MW: Dollar slips against yen, pressured by yield differentials
TOKYO (MarketWatch) -- The U.S. dollar moved lower against its Japanese counterpart in early Asian trading Monday, after funding rates for dollar loans dropped below those of its major rivals.
The dollar was buying 90.59 yen, down from 90.69 yen in late North American trading Friday.
The end of September brings the end of the first half of the Japanese fiscal year through March 2010. Traditionally, Japanese exporters repatriate overseas profits for book-closing purposes this time of year. Even in years when such repatriation isn't as great, investors' expectations of the seasonal investment flows are usually enough to buoy the Japanese currency.

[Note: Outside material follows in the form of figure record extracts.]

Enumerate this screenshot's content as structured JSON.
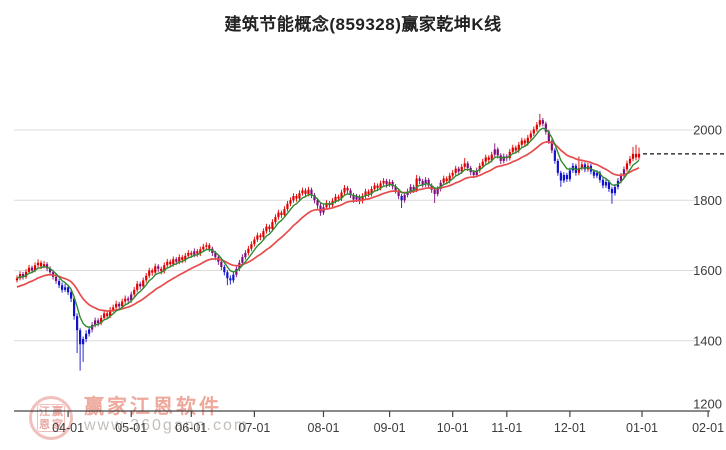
{
  "page": {
    "title": "建筑节能概念(859328)赢家乾坤K线"
  },
  "watermark": {
    "brand": "赢家江恩软件",
    "url": "www.360gann.com",
    "seal_chars": [
      "江",
      "赢",
      "恩",
      "家"
    ]
  },
  "chart_data": {
    "type": "candlestick",
    "title": "建筑节能概念(859328)赢家乾坤K线",
    "x_tick_labels": [
      "04-01",
      "05-01",
      "06-01",
      "07-01",
      "08-01",
      "09-01",
      "10-01",
      "11-01",
      "12-01",
      "01-01",
      "02-01"
    ],
    "x_tick_days": [
      17,
      38,
      58,
      79,
      102,
      124,
      145,
      163,
      184,
      208,
      230
    ],
    "y_axis": {
      "min": 1200,
      "max": 2000,
      "step": 200
    },
    "y_tick_labels": [
      "2000",
      "1800",
      "1600",
      "1400",
      "1200"
    ],
    "grid": true,
    "legend": "none",
    "last_price": 1932,
    "last_price_line_style": "black-dashed",
    "colors": {
      "up": "#e10000",
      "down": "#1212cc",
      "neutral": "#7d0b7d",
      "ma_short": "#2f8b30",
      "ma_long": "#e74c4c",
      "grid": "#dcdcdc",
      "axis": "#444444",
      "label": "#3c3c3c",
      "dashed_line": "#111111"
    },
    "ma_lines": [
      {
        "name": "ma-short",
        "period": 6,
        "seed": 1578,
        "color_key": "ma_short",
        "width": 1.4
      },
      {
        "name": "ma-long",
        "period": 20,
        "seed": 1550,
        "color_key": "ma_long",
        "width": 1.7
      }
    ],
    "candles": [
      [
        1572,
        1586,
        1566,
        1578,
        "r"
      ],
      [
        1578,
        1598,
        1572,
        1590,
        "r"
      ],
      [
        1590,
        1596,
        1574,
        1582,
        "p"
      ],
      [
        1582,
        1604,
        1576,
        1596,
        "r"
      ],
      [
        1596,
        1616,
        1590,
        1608,
        "r"
      ],
      [
        1608,
        1614,
        1592,
        1600,
        "p"
      ],
      [
        1600,
        1623,
        1595,
        1615,
        "r"
      ],
      [
        1615,
        1632,
        1608,
        1622,
        "r"
      ],
      [
        1622,
        1628,
        1604,
        1612,
        "r"
      ],
      [
        1612,
        1627,
        1606,
        1618,
        "r"
      ],
      [
        1618,
        1624,
        1598,
        1606,
        "p"
      ],
      [
        1606,
        1612,
        1588,
        1595,
        "p"
      ],
      [
        1595,
        1602,
        1574,
        1582,
        "p"
      ],
      [
        1582,
        1590,
        1562,
        1570,
        "p"
      ],
      [
        1570,
        1576,
        1550,
        1558,
        "b"
      ],
      [
        1558,
        1566,
        1537,
        1545,
        "b"
      ],
      [
        1545,
        1562,
        1539,
        1552,
        "b"
      ],
      [
        1552,
        1558,
        1530,
        1538,
        "b"
      ],
      [
        1538,
        1544,
        1510,
        1520,
        "b"
      ],
      [
        1520,
        1526,
        1460,
        1470,
        "b"
      ],
      [
        1470,
        1478,
        1365,
        1430,
        "b"
      ],
      [
        1430,
        1436,
        1315,
        1390,
        "b"
      ],
      [
        1390,
        1412,
        1340,
        1405,
        "b"
      ],
      [
        1405,
        1430,
        1396,
        1420,
        "b"
      ],
      [
        1420,
        1441,
        1412,
        1432,
        "b"
      ],
      [
        1432,
        1453,
        1424,
        1445,
        "p"
      ],
      [
        1445,
        1466,
        1438,
        1458,
        "p"
      ],
      [
        1458,
        1464,
        1441,
        1450,
        "p"
      ],
      [
        1450,
        1473,
        1444,
        1465,
        "r"
      ],
      [
        1465,
        1487,
        1458,
        1478,
        "r"
      ],
      [
        1478,
        1484,
        1461,
        1470,
        "r"
      ],
      [
        1470,
        1496,
        1464,
        1488,
        "r"
      ],
      [
        1488,
        1503,
        1481,
        1495,
        "r"
      ],
      [
        1495,
        1514,
        1488,
        1505,
        "r"
      ],
      [
        1505,
        1511,
        1490,
        1498,
        "p"
      ],
      [
        1498,
        1520,
        1491,
        1512,
        "r"
      ],
      [
        1512,
        1529,
        1505,
        1520,
        "r"
      ],
      [
        1520,
        1526,
        1506,
        1515,
        "p"
      ],
      [
        1515,
        1540,
        1508,
        1532,
        "p"
      ],
      [
        1532,
        1553,
        1525,
        1545,
        "r"
      ],
      [
        1545,
        1570,
        1538,
        1562,
        "r"
      ],
      [
        1562,
        1568,
        1546,
        1555,
        "p"
      ],
      [
        1555,
        1580,
        1548,
        1572,
        "r"
      ],
      [
        1572,
        1593,
        1565,
        1585,
        "r"
      ],
      [
        1585,
        1608,
        1578,
        1600,
        "r"
      ],
      [
        1600,
        1606,
        1585,
        1594,
        "r"
      ],
      [
        1594,
        1620,
        1587,
        1612,
        "r"
      ],
      [
        1612,
        1618,
        1596,
        1605,
        "p"
      ],
      [
        1605,
        1611,
        1589,
        1598,
        "r"
      ],
      [
        1598,
        1623,
        1591,
        1615,
        "r"
      ],
      [
        1615,
        1633,
        1608,
        1625,
        "r"
      ],
      [
        1625,
        1631,
        1609,
        1618,
        "r"
      ],
      [
        1618,
        1640,
        1611,
        1632,
        "r"
      ],
      [
        1632,
        1638,
        1616,
        1625,
        "p"
      ],
      [
        1625,
        1646,
        1618,
        1638,
        "r"
      ],
      [
        1638,
        1644,
        1621,
        1630,
        "r"
      ],
      [
        1630,
        1650,
        1623,
        1642,
        "r"
      ],
      [
        1642,
        1658,
        1635,
        1650,
        "r"
      ],
      [
        1650,
        1656,
        1636,
        1645,
        "r"
      ],
      [
        1645,
        1663,
        1638,
        1655,
        "p"
      ],
      [
        1655,
        1661,
        1639,
        1648,
        "r"
      ],
      [
        1648,
        1668,
        1641,
        1660,
        "r"
      ],
      [
        1660,
        1676,
        1653,
        1668,
        "r"
      ],
      [
        1668,
        1680,
        1661,
        1672,
        "r"
      ],
      [
        1672,
        1678,
        1653,
        1662,
        "r"
      ],
      [
        1662,
        1668,
        1641,
        1650,
        "p"
      ],
      [
        1650,
        1656,
        1629,
        1638,
        "p"
      ],
      [
        1638,
        1644,
        1616,
        1625,
        "p"
      ],
      [
        1625,
        1631,
        1601,
        1610,
        "p"
      ],
      [
        1610,
        1616,
        1586,
        1595,
        "b"
      ],
      [
        1595,
        1601,
        1558,
        1578,
        "b"
      ],
      [
        1578,
        1586,
        1560,
        1572,
        "b"
      ],
      [
        1572,
        1596,
        1565,
        1588,
        "b"
      ],
      [
        1588,
        1613,
        1581,
        1605,
        "p"
      ],
      [
        1605,
        1630,
        1598,
        1622,
        "p"
      ],
      [
        1622,
        1646,
        1615,
        1638,
        "p"
      ],
      [
        1638,
        1658,
        1631,
        1650,
        "p"
      ],
      [
        1650,
        1670,
        1643,
        1662,
        "r"
      ],
      [
        1662,
        1683,
        1655,
        1675,
        "r"
      ],
      [
        1675,
        1696,
        1668,
        1688,
        "r"
      ],
      [
        1688,
        1708,
        1681,
        1700,
        "r"
      ],
      [
        1700,
        1706,
        1686,
        1695,
        "r"
      ],
      [
        1695,
        1720,
        1688,
        1712,
        "r"
      ],
      [
        1712,
        1733,
        1705,
        1725,
        "r"
      ],
      [
        1725,
        1731,
        1709,
        1718,
        "r"
      ],
      [
        1718,
        1746,
        1711,
        1738,
        "r"
      ],
      [
        1738,
        1760,
        1731,
        1752,
        "r"
      ],
      [
        1752,
        1773,
        1745,
        1765,
        "r"
      ],
      [
        1765,
        1771,
        1749,
        1758,
        "r"
      ],
      [
        1758,
        1783,
        1751,
        1775,
        "r"
      ],
      [
        1775,
        1798,
        1768,
        1790,
        "r"
      ],
      [
        1790,
        1808,
        1783,
        1800,
        "r"
      ],
      [
        1800,
        1820,
        1793,
        1812,
        "r"
      ],
      [
        1812,
        1818,
        1796,
        1805,
        "r"
      ],
      [
        1805,
        1828,
        1798,
        1820,
        "r"
      ],
      [
        1820,
        1836,
        1813,
        1828,
        "r"
      ],
      [
        1828,
        1834,
        1809,
        1818,
        "r"
      ],
      [
        1818,
        1838,
        1811,
        1830,
        "r"
      ],
      [
        1830,
        1836,
        1806,
        1815,
        "p"
      ],
      [
        1815,
        1821,
        1791,
        1800,
        "p"
      ],
      [
        1800,
        1806,
        1776,
        1785,
        "p"
      ],
      [
        1785,
        1791,
        1756,
        1765,
        "p"
      ],
      [
        1765,
        1788,
        1758,
        1780,
        "p"
      ],
      [
        1780,
        1800,
        1773,
        1792,
        "r"
      ],
      [
        1792,
        1798,
        1777,
        1786,
        "r"
      ],
      [
        1786,
        1806,
        1779,
        1798,
        "r"
      ],
      [
        1798,
        1818,
        1791,
        1810,
        "r"
      ],
      [
        1810,
        1816,
        1796,
        1805,
        "r"
      ],
      [
        1805,
        1830,
        1798,
        1822,
        "r"
      ],
      [
        1822,
        1843,
        1815,
        1835,
        "r"
      ],
      [
        1835,
        1841,
        1819,
        1828,
        "r"
      ],
      [
        1828,
        1834,
        1806,
        1815,
        "p"
      ],
      [
        1815,
        1821,
        1793,
        1802,
        "p"
      ],
      [
        1802,
        1818,
        1795,
        1810,
        "p"
      ],
      [
        1810,
        1816,
        1789,
        1798,
        "p"
      ],
      [
        1798,
        1820,
        1791,
        1812,
        "r"
      ],
      [
        1812,
        1833,
        1805,
        1825,
        "r"
      ],
      [
        1825,
        1831,
        1809,
        1818,
        "r"
      ],
      [
        1818,
        1840,
        1811,
        1832,
        "r"
      ],
      [
        1832,
        1850,
        1825,
        1842,
        "r"
      ],
      [
        1842,
        1848,
        1826,
        1835,
        "r"
      ],
      [
        1835,
        1856,
        1828,
        1848,
        "r"
      ],
      [
        1848,
        1863,
        1841,
        1855,
        "r"
      ],
      [
        1855,
        1861,
        1836,
        1845,
        "p"
      ],
      [
        1845,
        1860,
        1838,
        1852,
        "r"
      ],
      [
        1852,
        1858,
        1831,
        1840,
        "p"
      ],
      [
        1840,
        1846,
        1819,
        1828,
        "p"
      ],
      [
        1828,
        1834,
        1803,
        1812,
        "p"
      ],
      [
        1812,
        1818,
        1778,
        1800,
        "b"
      ],
      [
        1800,
        1823,
        1793,
        1815,
        "p"
      ],
      [
        1815,
        1833,
        1808,
        1825,
        "p"
      ],
      [
        1825,
        1846,
        1818,
        1838,
        "p"
      ],
      [
        1838,
        1844,
        1821,
        1830,
        "p"
      ],
      [
        1830,
        1872,
        1823,
        1862,
        "r"
      ],
      [
        1862,
        1868,
        1846,
        1855,
        "p"
      ],
      [
        1855,
        1861,
        1836,
        1845,
        "p"
      ],
      [
        1845,
        1866,
        1838,
        1858,
        "p"
      ],
      [
        1858,
        1864,
        1834,
        1842,
        "p"
      ],
      [
        1842,
        1848,
        1821,
        1830,
        "p"
      ],
      [
        1830,
        1836,
        1792,
        1818,
        "p"
      ],
      [
        1818,
        1840,
        1811,
        1832,
        "p"
      ],
      [
        1832,
        1858,
        1825,
        1850,
        "p"
      ],
      [
        1850,
        1870,
        1843,
        1862,
        "r"
      ],
      [
        1862,
        1868,
        1846,
        1855,
        "r"
      ],
      [
        1855,
        1878,
        1848,
        1870,
        "r"
      ],
      [
        1870,
        1886,
        1863,
        1878,
        "r"
      ],
      [
        1878,
        1898,
        1871,
        1890,
        "r"
      ],
      [
        1890,
        1896,
        1873,
        1882,
        "p"
      ],
      [
        1882,
        1903,
        1875,
        1895,
        "r"
      ],
      [
        1895,
        1920,
        1888,
        1905,
        "r"
      ],
      [
        1905,
        1911,
        1883,
        1892,
        "p"
      ],
      [
        1892,
        1898,
        1871,
        1880,
        "p"
      ],
      [
        1880,
        1886,
        1863,
        1872,
        "p"
      ],
      [
        1872,
        1893,
        1865,
        1885,
        "p"
      ],
      [
        1885,
        1906,
        1878,
        1898,
        "r"
      ],
      [
        1898,
        1918,
        1891,
        1910,
        "r"
      ],
      [
        1910,
        1930,
        1903,
        1922,
        "r"
      ],
      [
        1922,
        1928,
        1906,
        1915,
        "r"
      ],
      [
        1915,
        1938,
        1908,
        1930,
        "r"
      ],
      [
        1930,
        1962,
        1923,
        1945,
        "p"
      ],
      [
        1945,
        1951,
        1919,
        1928,
        "p"
      ],
      [
        1928,
        1934,
        1903,
        1912,
        "p"
      ],
      [
        1912,
        1933,
        1905,
        1925,
        "p"
      ],
      [
        1925,
        1931,
        1911,
        1920,
        "p"
      ],
      [
        1920,
        1946,
        1913,
        1938,
        "r"
      ],
      [
        1938,
        1958,
        1931,
        1950,
        "r"
      ],
      [
        1950,
        1956,
        1933,
        1942,
        "r"
      ],
      [
        1942,
        1966,
        1935,
        1958,
        "r"
      ],
      [
        1958,
        1978,
        1951,
        1970,
        "r"
      ],
      [
        1970,
        1976,
        1953,
        1962,
        "r"
      ],
      [
        1962,
        1986,
        1955,
        1978,
        "r"
      ],
      [
        1978,
        1998,
        1971,
        1990,
        "r"
      ],
      [
        1990,
        2010,
        1983,
        2002,
        "r"
      ],
      [
        2002,
        2023,
        1995,
        2015,
        "r"
      ],
      [
        2015,
        2046,
        2008,
        2028,
        "r"
      ],
      [
        2028,
        2034,
        2010,
        2018,
        "p"
      ],
      [
        2018,
        2024,
        1987,
        1995,
        "p"
      ],
      [
        1995,
        2001,
        1960,
        1968,
        "p"
      ],
      [
        1968,
        1974,
        1934,
        1942,
        "p"
      ],
      [
        1942,
        1948,
        1904,
        1912,
        "b"
      ],
      [
        1912,
        1918,
        1870,
        1878,
        "b"
      ],
      [
        1878,
        1884,
        1838,
        1856,
        "b"
      ],
      [
        1856,
        1880,
        1849,
        1872,
        "b"
      ],
      [
        1872,
        1878,
        1852,
        1860,
        "b"
      ],
      [
        1860,
        1893,
        1853,
        1885,
        "b"
      ],
      [
        1885,
        1906,
        1878,
        1898,
        "b"
      ],
      [
        1898,
        1904,
        1870,
        1878,
        "b"
      ],
      [
        1878,
        1925,
        1871,
        1892,
        "r"
      ],
      [
        1892,
        1910,
        1885,
        1902,
        "r"
      ],
      [
        1902,
        1908,
        1880,
        1888,
        "b"
      ],
      [
        1888,
        1906,
        1881,
        1898,
        "r"
      ],
      [
        1898,
        1904,
        1874,
        1882,
        "b"
      ],
      [
        1882,
        1888,
        1862,
        1870,
        "b"
      ],
      [
        1870,
        1886,
        1863,
        1878,
        "b"
      ],
      [
        1878,
        1884,
        1850,
        1858,
        "b"
      ],
      [
        1858,
        1864,
        1834,
        1842,
        "b"
      ],
      [
        1842,
        1860,
        1835,
        1852,
        "b"
      ],
      [
        1852,
        1858,
        1824,
        1832,
        "b"
      ],
      [
        1832,
        1838,
        1790,
        1820,
        "b"
      ],
      [
        1820,
        1846,
        1813,
        1838,
        "b"
      ],
      [
        1838,
        1863,
        1831,
        1855,
        "b"
      ],
      [
        1855,
        1878,
        1848,
        1870,
        "p"
      ],
      [
        1870,
        1896,
        1863,
        1888,
        "p"
      ],
      [
        1888,
        1913,
        1881,
        1905,
        "r"
      ],
      [
        1905,
        1926,
        1898,
        1918,
        "r"
      ],
      [
        1918,
        1952,
        1911,
        1932,
        "r"
      ],
      [
        1932,
        1958,
        1914,
        1922,
        "r"
      ],
      [
        1922,
        1950,
        1915,
        1932,
        "r"
      ]
    ]
  }
}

But beyond that, strategists cited lower dollar-borrowing costs as pressuring the greenback. In recent months, the dollar has lost to the yen whenever investors grew more wary and sought the perceived safety of a lower-yielding currency -- but now the dollar has taken the yen's place.
"Dollar/yen until recently was a reliable risk appetite/aversion barometer. As risk appetite grew, the yen declined and vice versa. Well, no more -- and you can trace the change in behavior to the time short-term dollar rates dropped below the rates of the yen and [Swiss] franc," Cantor Fitzgerald economist Uwe Parpart said in emailed comments Monday.
Last Friday, he said, the three-month London interbank offered rate, or Libor, for dollars stood at 0.29900%, below the franc's 0.30667% and the yen's 0.35938%, he said.
"As this yield differential favoring the yen persists -- and it may even become more pronounced -- the dollar, not the yen and franc as was traditionally the case, will function as the major funding currency and be sold for higher-yielding risk assets," he said.
The euro was buying $1.4532 in Asian Monday trade, up from $1.4587 late Friday, but the British pound traded at $1.6609, down from $1.6685.